A ação foi distribuída ao ministro Cristiano Zanin, que já se manifestou a favor do voto direto em julgamentos anteriores sobre o tema. Zanin e outros quatro ministros formaram maioria inicial em ambiente virtual contra as regras de sucessão indireta após a renúncia de Castro, que deixou o cargo em meio a um processo de inelegibilidade no TSE.
Acusações de “manobra”
No texto enviado à Corte, o PSD classifica a renúncia do ex-governador como uma “evidente fraude à lei” e uma tentativa de burlar a autoridade da Justiça Eleitoral para evitar a perda do mandato. Segundo a sigla, a estratégia fere o regime democrático e a soberania popular.

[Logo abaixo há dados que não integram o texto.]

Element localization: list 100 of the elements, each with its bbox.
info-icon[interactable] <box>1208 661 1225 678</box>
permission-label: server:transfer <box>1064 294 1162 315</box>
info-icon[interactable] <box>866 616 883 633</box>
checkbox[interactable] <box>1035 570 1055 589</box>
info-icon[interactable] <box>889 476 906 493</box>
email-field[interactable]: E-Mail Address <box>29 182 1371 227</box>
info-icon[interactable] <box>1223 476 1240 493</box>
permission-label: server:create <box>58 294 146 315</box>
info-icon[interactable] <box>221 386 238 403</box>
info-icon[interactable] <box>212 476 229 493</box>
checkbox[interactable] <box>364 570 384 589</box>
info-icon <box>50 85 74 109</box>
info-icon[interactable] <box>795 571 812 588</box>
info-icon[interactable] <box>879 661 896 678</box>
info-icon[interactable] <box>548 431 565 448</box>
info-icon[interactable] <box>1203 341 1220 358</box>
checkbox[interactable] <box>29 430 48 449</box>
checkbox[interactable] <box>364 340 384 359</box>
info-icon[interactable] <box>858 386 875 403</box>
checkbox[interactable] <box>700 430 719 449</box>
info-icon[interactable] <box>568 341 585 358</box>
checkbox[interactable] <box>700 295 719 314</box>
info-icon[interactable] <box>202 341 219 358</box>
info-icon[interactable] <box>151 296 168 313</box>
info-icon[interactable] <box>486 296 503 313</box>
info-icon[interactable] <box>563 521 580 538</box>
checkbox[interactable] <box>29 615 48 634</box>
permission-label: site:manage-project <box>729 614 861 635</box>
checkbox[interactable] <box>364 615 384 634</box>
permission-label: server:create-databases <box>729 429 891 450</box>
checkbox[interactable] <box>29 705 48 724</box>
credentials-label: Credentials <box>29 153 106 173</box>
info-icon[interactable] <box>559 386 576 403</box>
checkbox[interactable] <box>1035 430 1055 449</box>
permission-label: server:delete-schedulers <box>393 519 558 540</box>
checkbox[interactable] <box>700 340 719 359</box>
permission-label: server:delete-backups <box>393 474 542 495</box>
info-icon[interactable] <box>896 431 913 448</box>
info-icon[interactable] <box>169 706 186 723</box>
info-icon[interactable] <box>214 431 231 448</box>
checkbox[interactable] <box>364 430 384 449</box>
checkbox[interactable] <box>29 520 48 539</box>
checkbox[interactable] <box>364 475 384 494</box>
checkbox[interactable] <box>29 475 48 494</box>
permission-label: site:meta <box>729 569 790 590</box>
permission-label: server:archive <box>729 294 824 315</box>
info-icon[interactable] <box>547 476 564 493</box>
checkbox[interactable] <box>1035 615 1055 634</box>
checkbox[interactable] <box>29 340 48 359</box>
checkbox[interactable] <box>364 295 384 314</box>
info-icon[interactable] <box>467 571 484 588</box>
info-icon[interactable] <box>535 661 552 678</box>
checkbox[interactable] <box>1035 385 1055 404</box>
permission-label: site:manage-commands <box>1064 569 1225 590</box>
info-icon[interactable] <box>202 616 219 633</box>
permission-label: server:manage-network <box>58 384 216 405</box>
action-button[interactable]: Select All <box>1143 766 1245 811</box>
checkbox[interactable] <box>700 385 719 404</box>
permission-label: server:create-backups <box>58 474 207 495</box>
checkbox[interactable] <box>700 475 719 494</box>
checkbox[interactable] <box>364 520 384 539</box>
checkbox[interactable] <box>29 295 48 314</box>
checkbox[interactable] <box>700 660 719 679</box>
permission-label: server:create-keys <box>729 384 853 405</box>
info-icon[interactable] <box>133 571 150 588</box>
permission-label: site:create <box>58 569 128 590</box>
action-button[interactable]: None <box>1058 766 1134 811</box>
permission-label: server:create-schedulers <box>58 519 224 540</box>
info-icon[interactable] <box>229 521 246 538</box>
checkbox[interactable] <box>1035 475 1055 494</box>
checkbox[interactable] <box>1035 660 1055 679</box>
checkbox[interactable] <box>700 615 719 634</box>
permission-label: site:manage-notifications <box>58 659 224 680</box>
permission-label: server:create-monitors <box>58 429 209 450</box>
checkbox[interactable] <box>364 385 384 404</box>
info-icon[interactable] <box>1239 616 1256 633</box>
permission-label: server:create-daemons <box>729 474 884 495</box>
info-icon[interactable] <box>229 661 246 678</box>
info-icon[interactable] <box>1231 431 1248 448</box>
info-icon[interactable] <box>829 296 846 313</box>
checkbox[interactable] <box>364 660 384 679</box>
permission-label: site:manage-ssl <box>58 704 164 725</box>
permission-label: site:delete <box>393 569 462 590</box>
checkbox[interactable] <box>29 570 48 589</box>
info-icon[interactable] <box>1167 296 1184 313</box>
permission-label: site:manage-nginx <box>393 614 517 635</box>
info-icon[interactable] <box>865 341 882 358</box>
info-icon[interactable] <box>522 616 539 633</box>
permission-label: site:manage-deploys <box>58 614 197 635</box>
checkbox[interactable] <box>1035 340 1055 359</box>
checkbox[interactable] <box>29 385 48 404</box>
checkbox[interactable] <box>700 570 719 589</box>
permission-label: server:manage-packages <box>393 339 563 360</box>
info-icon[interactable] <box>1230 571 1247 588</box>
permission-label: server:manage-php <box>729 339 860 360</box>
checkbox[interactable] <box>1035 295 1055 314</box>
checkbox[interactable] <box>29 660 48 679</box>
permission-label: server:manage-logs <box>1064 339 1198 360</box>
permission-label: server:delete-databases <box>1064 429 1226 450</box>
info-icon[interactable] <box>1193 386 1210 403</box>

A legenda também aponta contradição nas decisões do TSE, citando o caso do Tocantins em 2018. Na ocasião, em situação de vacância semelhante, a Corte Eleitoral determinou eleições diretas com base no Código Eleitoral. Para o Rio de Janeiro, no entanto, o tribunal optou pela via indireta fundamentada na Constituição Estadual, o que o PSD chama de “soluções diametralmente opostas” para o mesmo cenário jurídico.